Quelles considérations, par exemple?
Celles qui consistent par exemple à les considérer comme une malédiction.
Y a-t-il une possibilité d'en guérir? Sinon, comment la prévenir?
Oui. Concernant la prévention, on peut éviter des grossesses à un âge avancé, puisque cela semble être la cause primordiale de la trisomie 21. Sur le plan curatif, il n'y a, présentement, aucune technique thérapeutique. Ce qu'on fait le plus souvent, c'est de permettre à l'enfant de devenir beaucoup plus autonome, avec des techniques rééducatives.
Toujours selon l’OMS, «les stéréotypes qui continuent d’exister autour de la trisomie 21 peuvent influencer négativement la manière dont les individus atteints du syndrome de Down et d’une déficience intellectuelle sont traités, devenant ainsi un obstacle à leur épanouissement personnel. Par exemple, ceux-ci peuvent être erronément considérés comme des enfants, sous-estimés, exclus, voire maltraités». Que dites-vous au sujet des stéréotypes à l’égard des personnes atteintes du syndrome de Down? Et comment mieux sensibiliser contre ces stéréotypes?
Il faudrait dire que ce sont des mauvaises considérations à l’égard des personnes trisomiques. Aucun couple ne souhaite avoir un enfant trisomique. Et quand cela arrive, il faudrait que les parents prennent cela comme un don de Dieu, pour assurer l'accompagnement de l'enfant. Ces considérations continuent, dans certaines sociétés, parce que la sensibilisation n'a pas encore atteint toutes les marches. Ce que je peux préconiser, c'est de continuer la sensibilisation. Plus la population sera informée des manifestations et des causes et des moyens thérapeutiques qui existent, moins les personnes trisomiques seront marginalisées. Ce qu'il faut faire, c'est donc de multiplier les actions de sensibilisation, comme pendant la Journée internationale de la trisomie 21, pour permettre à la population de comprendre ce que c'est que la trisomie 21 et également de maîtriser les différentes alternatives thérapeutiques qui peuvent exister.

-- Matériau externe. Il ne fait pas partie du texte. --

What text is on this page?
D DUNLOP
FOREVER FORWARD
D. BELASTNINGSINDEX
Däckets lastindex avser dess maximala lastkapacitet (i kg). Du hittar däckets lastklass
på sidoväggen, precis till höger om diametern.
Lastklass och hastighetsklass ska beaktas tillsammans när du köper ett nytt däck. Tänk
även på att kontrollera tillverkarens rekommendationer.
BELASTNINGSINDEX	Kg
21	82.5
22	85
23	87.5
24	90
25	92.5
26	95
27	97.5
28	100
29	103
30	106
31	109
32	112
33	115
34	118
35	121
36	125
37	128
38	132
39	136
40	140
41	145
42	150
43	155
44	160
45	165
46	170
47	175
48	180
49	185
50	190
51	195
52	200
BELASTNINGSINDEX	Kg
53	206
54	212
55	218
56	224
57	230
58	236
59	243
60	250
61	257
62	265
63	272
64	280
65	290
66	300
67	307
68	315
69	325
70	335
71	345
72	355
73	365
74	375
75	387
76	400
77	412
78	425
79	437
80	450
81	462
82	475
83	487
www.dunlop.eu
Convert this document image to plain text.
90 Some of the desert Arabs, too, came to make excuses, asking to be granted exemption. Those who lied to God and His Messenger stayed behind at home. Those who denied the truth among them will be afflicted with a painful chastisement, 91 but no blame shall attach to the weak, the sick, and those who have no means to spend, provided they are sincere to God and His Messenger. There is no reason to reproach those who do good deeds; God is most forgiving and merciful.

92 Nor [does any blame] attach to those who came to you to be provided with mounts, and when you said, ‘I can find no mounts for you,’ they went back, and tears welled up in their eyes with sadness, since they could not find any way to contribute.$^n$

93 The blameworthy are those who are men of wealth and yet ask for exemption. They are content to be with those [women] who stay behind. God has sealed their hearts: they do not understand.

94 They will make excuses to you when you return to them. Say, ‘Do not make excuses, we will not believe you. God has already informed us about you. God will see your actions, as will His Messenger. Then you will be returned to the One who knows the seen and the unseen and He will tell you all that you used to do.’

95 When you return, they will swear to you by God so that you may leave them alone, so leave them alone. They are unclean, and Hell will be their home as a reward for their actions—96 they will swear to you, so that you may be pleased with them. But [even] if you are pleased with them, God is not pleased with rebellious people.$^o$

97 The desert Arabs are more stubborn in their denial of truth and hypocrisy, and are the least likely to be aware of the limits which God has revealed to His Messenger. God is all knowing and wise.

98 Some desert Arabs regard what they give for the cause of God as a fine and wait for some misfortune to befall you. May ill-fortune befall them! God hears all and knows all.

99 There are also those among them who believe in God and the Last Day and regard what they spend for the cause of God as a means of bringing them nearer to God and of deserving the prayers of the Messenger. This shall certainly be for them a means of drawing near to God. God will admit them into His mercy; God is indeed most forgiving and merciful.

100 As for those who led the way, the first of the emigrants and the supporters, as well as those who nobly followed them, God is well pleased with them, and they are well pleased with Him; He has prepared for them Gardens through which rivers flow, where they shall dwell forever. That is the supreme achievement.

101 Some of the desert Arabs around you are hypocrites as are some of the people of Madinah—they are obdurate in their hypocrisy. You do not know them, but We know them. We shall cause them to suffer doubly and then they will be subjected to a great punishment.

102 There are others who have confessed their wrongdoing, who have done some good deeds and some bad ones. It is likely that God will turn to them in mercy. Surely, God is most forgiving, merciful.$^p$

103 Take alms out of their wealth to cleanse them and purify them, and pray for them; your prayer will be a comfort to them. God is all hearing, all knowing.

Pourquoi est-ce que la célébration de la Journée mondiale du Syndrome de Down est liée, dans certains pays, au port des chaussettes dépareillées et de différentes couleurs?
C’est une action symbolique, qui permet tout simplement de montrer l'acceptation de la différence et de continuer la lutte pour que les différences discriminatoires ne puissent plus exister entre les trisomiques et les «personnes normales».
Auriez-vous un mot de la fin?
Je voudrai d’abord inviter les parents à accepter, lorsque cela se produit, une naissance trisomique dans la famille, pour assurer un bon accompagnement, parce que l'accompagnement parental est très important pour la prise en charge. La deuxième chose, c'est que la prise en charge doit être précoce pour que le maximum de problèmes qu'on a soulevés au niveau de la sémiologie puissent être corrigés. Elle doit également être permanente pour permettre une meilleure qualité de vie et de santé aux personnes trisomiques qui ont des problèmes digestifs, des problèmes de respiration et de problèmes cardiaques. On peut également dire aux parents de ne pas être pressés, mais patients, car la rééducation, c'est quelque chose qui se met progressivement en place. Et lorsqu'on est parfois pressé, on va aller de structure en structure sans toutefois trouver la solution immédiate souhaitée pour l’enfant. La rééducation n'est pas comme un traitement médicamenteux qui donne ses effets dans l'immédiat.